En los últimos meses se ha maltratado una figura. La actualidad nacional del pasado fin de semana y de esta semana que se está iniciando viene marcada por las próximas «elecciones primarias» que se producirán en unos meses en el Partido Popular. A ellas, hasta el momento, sólo hay un candidato firme, Mariano Rajoy.Sin embargo, lleva algunas semanas dejándose querer Esperanza Aguirre. La presidenta de la Comunidad de Madrid es ambiciosa y, tras perder su partido dos elecciones consecutivas, ella se quiere alzar como posible candidata a la Moncloa en los próximos años. Lo que ocurre es que en este país la palabra ambición siempre tiene un sentido peyorativo.

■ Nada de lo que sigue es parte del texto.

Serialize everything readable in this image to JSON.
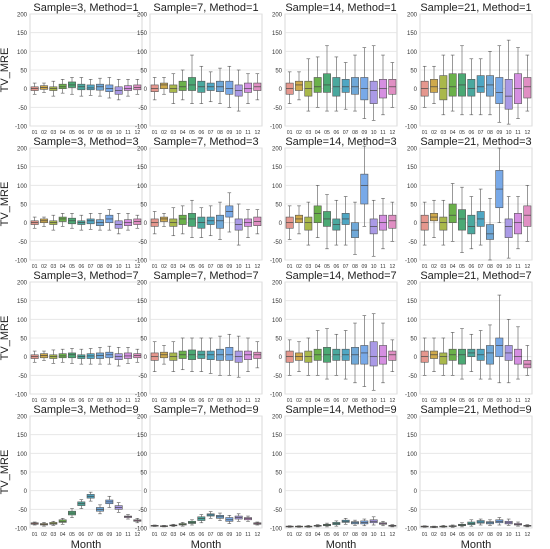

Un equipo de fútbol no conseguiría títulos si no fuera ambicioso, es algo que parece evidente. Pues lo mismo les ocurre a los políticos. Alguien que no desee estar arriba nunca estará arriba, por lo que para ser presidente del Gobierno de un país o una comunidad se necesita una seria y firme ambición, sin carácter despectivo.
Por ello, no veríamos mal que existiera en el Partido Popular ese debate de ideas del que habla Esperanza Aguirre, pero que no se atreve a proponer abiertamente, a pesar de su carácter, como defensora de ese «liberalismo» que a ella le gusta.
Ello ayudaría a evitar las continuas interpretaciones de los periodistas políticos, que ya éstos no saben qué es lo cierto y qué es mentira. Porque, en este caso, el problema no es ambición, el problema es que la ambición lleve a una falta de claridad, que pueda llevar al traste las esperanzas de muchos de ver un cambio en el Partido Popular, para bien o para mal.